Roger stood, releasing his own forcefield, looked out the window now at knee-level, and saw the bedraggled ruin of the Boardwalk. The base was on shore.

 

Whatever it was, this would call for everyone. He broke into a measured run, making for the briefing room, ignoring the crazy angle of the corridor by stepping on air. The ominous sounds of metal continuing to settle, a slower screeching crunch than the impact, seemed to chase him down the hallway.

 

What he found when he got there was reassuring: most of the rest of Brockton Bay's Protectorate had assembled in the tilted wreckage of the briefing room: Assault simply standing as if the floor weren't tilted past thirty degrees, Battery cradled in his arms; Miss Militia and Triumph were using shelving as makeshift seats, and Velocity was fidgeting blurrily at the room's base. Armsmaster was at the top of the room, supporting himself from the doorjamb of a broken door which let in a shaft of light — even the grey afternoon outside was brighter than a mostly windowless room without power.

 

"This is a worst case scenario." Armsmaster moved his head, the blank visor meeting everyone's eyes in turn.

 

"Leviathan is here and is already ashore. We can expect no support for minutes, and no support in significant numbers for what may be an hour or more. Whatever we do, this is going to be a very bad day."

 

A pause.

 

"Miss Militia, you are to make your way to the PRT building and take charge of such Wards as volunteer for service. Hold them there and provide a rallying point for reinforcements, at least until sufficient force arrives to make seeking battle advisable."

 

She nodded, pulled up her American flag scarf up to cover her mouth, and turned to go, the knife by her side shifting itself into a long spear she used as a walking stick.

 

"Velocity, you're on recon, and recovery as needed. Go."

 

The speedster nodded, and vanished in a humming blur.

 

"Everyone else — with me. We will attempt to engage Leviathan. Our primary goal is distraction. The alarms did not sound until Leviathan was already ashore; every minute we buy saves hundreds or thousands of lives as people make their way to the shelters.

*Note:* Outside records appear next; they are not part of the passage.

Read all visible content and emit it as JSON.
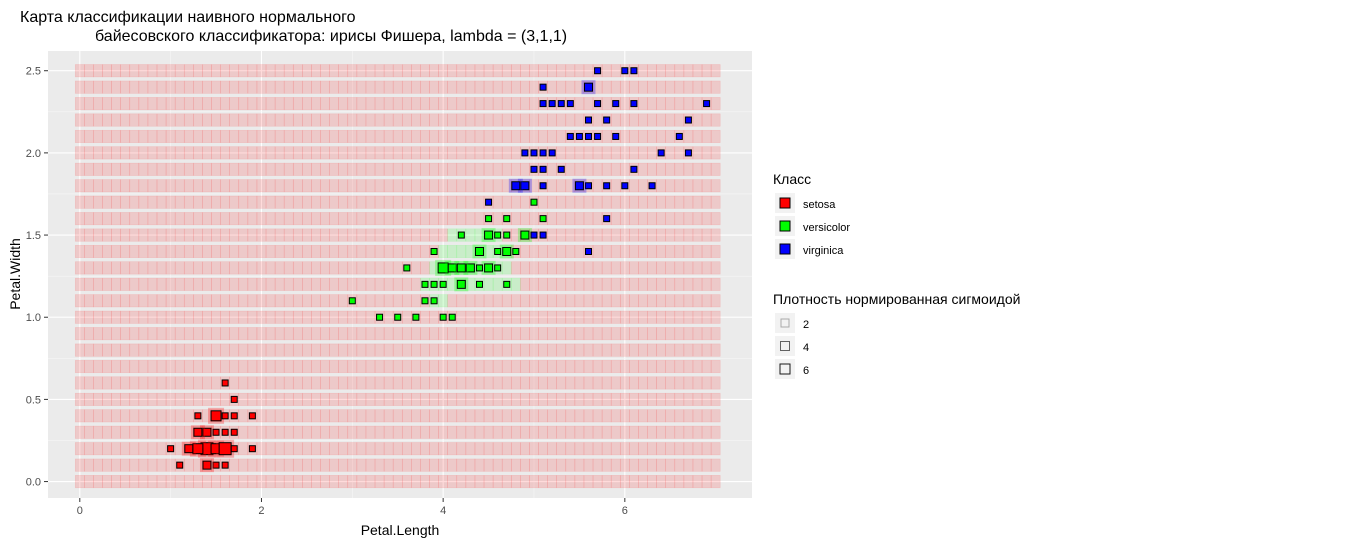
{
  "chart_data": {
    "type": "scatter",
    "title_line1": "Карта классификации наивного нормального",
    "title_line2": "байесовского классификатора: ирисы Фишера, lambda = (3,1,1)",
    "xlabel": "Petal.Length",
    "ylabel": "Petal.Width",
    "xlim": [
      -0.35,
      7.4
    ],
    "ylim": [
      -0.1,
      2.62
    ],
    "x_ticks": [
      "0",
      "2",
      "4",
      "6"
    ],
    "x_tick_values": [
      0,
      2,
      4,
      6
    ],
    "y_ticks": [
      "0.0",
      "0.5",
      "1.0",
      "1.5",
      "2.0",
      "2.5"
    ],
    "y_tick_values": [
      0,
      0.5,
      1.0,
      1.5,
      2.0,
      2.5
    ],
    "grid": true,
    "background": "#ebebeb",
    "map_grid": {
      "x_from": 0,
      "x_to": 7.0,
      "x_step": 0.1,
      "y_from": 0,
      "y_to": 2.5,
      "y_step": 0.1,
      "default_class": "setosa",
      "versicolor_region": [
        {
          "y": 1.1,
          "x_from": 3.9,
          "x_to": 4.0
        },
        {
          "y": 1.2,
          "x_from": 3.8,
          "x_to": 4.8
        },
        {
          "y": 1.3,
          "x_from": 3.9,
          "x_to": 4.7
        },
        {
          "y": 1.4,
          "x_from": 4.0,
          "x_to": 4.7
        },
        {
          "y": 1.5,
          "x_from": 4.1,
          "x_to": 4.6
        }
      ]
    },
    "legend_class": {
      "title": "Класс",
      "placement": "right",
      "entries": [
        {
          "label": "setosa",
          "color": "#ff0000"
        },
        {
          "label": "versicolor",
          "color": "#00ff00"
        },
        {
          "label": "virginica",
          "color": "#0000ff"
        }
      ]
    },
    "legend_density": {
      "title": "Плотность нормированная сигмоидой",
      "entries": [
        {
          "label": "2",
          "value": 2
        },
        {
          "label": "4",
          "value": 4
        },
        {
          "label": "6",
          "value": 6
        }
      ]
    },
    "series": [
      {
        "name": "setosa",
        "color": "#ff0000",
        "points": [
          [
            1.4,
            0.2
          ],
          [
            1.3,
            0.2
          ],
          [
            1.5,
            0.2
          ],
          [
            1.4,
            0.2
          ],
          [
            1.7,
            0.4
          ],
          [
            1.4,
            0.3
          ],
          [
            1.5,
            0.2
          ],
          [
            1.5,
            0.1
          ],
          [
            1.5,
            0.2
          ],
          [
            1.6,
            0.2
          ],
          [
            1.4,
            0.1
          ],
          [
            1.1,
            0.1
          ],
          [
            1.2,
            0.2
          ],
          [
            1.5,
            0.4
          ],
          [
            1.3,
            0.4
          ],
          [
            1.4,
            0.3
          ],
          [
            1.7,
            0.3
          ],
          [
            1.5,
            0.3
          ],
          [
            1.7,
            0.2
          ],
          [
            1.5,
            0.4
          ],
          [
            1.0,
            0.2
          ],
          [
            1.7,
            0.5
          ],
          [
            1.9,
            0.2
          ],
          [
            1.6,
            0.2
          ],
          [
            1.6,
            0.4
          ],
          [
            1.4,
            0.2
          ],
          [
            1.6,
            0.2
          ],
          [
            1.5,
            0.4
          ],
          [
            1.4,
            0.2
          ],
          [
            1.2,
            0.2
          ],
          [
            1.3,
            0.2
          ],
          [
            1.3,
            0.3
          ],
          [
            1.3,
            0.3
          ],
          [
            1.6,
            0.6
          ],
          [
            1.9,
            0.4
          ],
          [
            1.6,
            0.3
          ],
          [
            1.4,
            0.2
          ],
          [
            1.3,
            0.2
          ],
          [
            1.6,
            0.2
          ],
          [
            1.4,
            0.1
          ],
          [
            1.6,
            0.1
          ]
        ]
      },
      {
        "name": "versicolor",
        "color": "#00ff00",
        "points": [
          [
            4.7,
            1.4
          ],
          [
            4.5,
            1.5
          ],
          [
            4.9,
            1.5
          ],
          [
            4.0,
            1.3
          ],
          [
            4.6,
            1.5
          ],
          [
            4.5,
            1.3
          ],
          [
            4.7,
            1.6
          ],
          [
            3.3,
            1.0
          ],
          [
            4.6,
            1.3
          ],
          [
            3.9,
            1.4
          ],
          [
            3.5,
            1.0
          ],
          [
            4.2,
            1.5
          ],
          [
            4.0,
            1.0
          ],
          [
            4.7,
            1.4
          ],
          [
            3.6,
            1.3
          ],
          [
            4.4,
            1.4
          ],
          [
            4.1,
            1.0
          ],
          [
            4.5,
            1.5
          ],
          [
            3.9,
            1.1
          ],
          [
            4.8,
            1.8
          ],
          [
            4.0,
            1.3
          ],
          [
            4.9,
            1.5
          ],
          [
            4.7,
            1.2
          ],
          [
            4.3,
            1.3
          ],
          [
            4.4,
            1.4
          ],
          [
            4.8,
            1.4
          ],
          [
            5.0,
            1.7
          ],
          [
            3.8,
            1.1
          ],
          [
            3.7,
            1.0
          ],
          [
            3.9,
            1.2
          ],
          [
            5.1,
            1.6
          ],
          [
            4.5,
            1.6
          ],
          [
            4.7,
            1.5
          ],
          [
            4.4,
            1.3
          ],
          [
            4.1,
            1.3
          ],
          [
            4.0,
            1.3
          ],
          [
            4.4,
            1.2
          ],
          [
            4.6,
            1.4
          ],
          [
            4.0,
            1.2
          ],
          [
            3.0,
            1.1
          ],
          [
            4.2,
            1.3
          ],
          [
            4.2,
            1.2
          ],
          [
            4.2,
            1.3
          ],
          [
            4.3,
            1.3
          ],
          [
            4.1,
            1.3
          ],
          [
            4.2,
            1.2
          ],
          [
            4.5,
            1.3
          ],
          [
            3.8,
            1.2
          ]
        ]
      },
      {
        "name": "virginica",
        "color": "#0000ff",
        "points": [
          [
            6.0,
            2.5
          ],
          [
            5.1,
            1.9
          ],
          [
            5.9,
            2.1
          ],
          [
            5.6,
            1.8
          ],
          [
            5.8,
            2.2
          ],
          [
            6.6,
            2.1
          ],
          [
            4.5,
            1.7
          ],
          [
            6.3,
            1.8
          ],
          [
            5.8,
            1.8
          ],
          [
            6.1,
            2.5
          ],
          [
            5.1,
            2.0
          ],
          [
            5.3,
            1.9
          ],
          [
            5.5,
            2.1
          ],
          [
            5.0,
            2.0
          ],
          [
            5.1,
            2.4
          ],
          [
            5.3,
            2.3
          ],
          [
            5.5,
            1.8
          ],
          [
            6.7,
            2.2
          ],
          [
            6.9,
            2.3
          ],
          [
            5.0,
            1.5
          ],
          [
            5.7,
            2.3
          ],
          [
            4.9,
            2.0
          ],
          [
            6.7,
            2.0
          ],
          [
            4.9,
            1.8
          ],
          [
            5.7,
            2.1
          ],
          [
            6.0,
            1.8
          ],
          [
            4.8,
            1.8
          ],
          [
            4.9,
            1.8
          ],
          [
            5.6,
            2.1
          ],
          [
            5.8,
            1.6
          ],
          [
            6.1,
            1.9
          ],
          [
            6.4,
            2.0
          ],
          [
            5.6,
            2.2
          ],
          [
            5.1,
            1.5
          ],
          [
            5.6,
            1.4
          ],
          [
            6.1,
            2.3
          ],
          [
            5.6,
            2.4
          ],
          [
            5.5,
            1.8
          ],
          [
            4.8,
            1.8
          ],
          [
            5.4,
            2.1
          ],
          [
            5.6,
            2.4
          ],
          [
            5.1,
            2.3
          ],
          [
            5.9,
            2.3
          ],
          [
            5.7,
            2.5
          ],
          [
            5.2,
            2.3
          ],
          [
            5.0,
            1.9
          ],
          [
            5.2,
            2.0
          ],
          [
            5.4,
            2.3
          ],
          [
            5.1,
            1.8
          ]
        ]
      }
    ]
  }
}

Our secondary goal is positioning: if we can lure Leviathan to the Scar, it will further lessen the collateral damage and loss of life. Our tertiary goal is force preservation: we need to remain a force in being and in contact long enough to guide reinforcements in on top of him as they arrive. Of us all, treat the survival of Dauntless as priority."

 

Roger flushed as everyone turned to look at him.

 

Why did it have to be him?

 

"Move out." With that, Armsmaster released his grip and slid down the floor, tumbling through one of the shattered windows onto the beach beneath and coming up running.

 

Maybe today was the last day that question would haunt him.

 

One way or the other.

 

Dauntless hefted his spear and followed his team through the shattered window and onto the beach.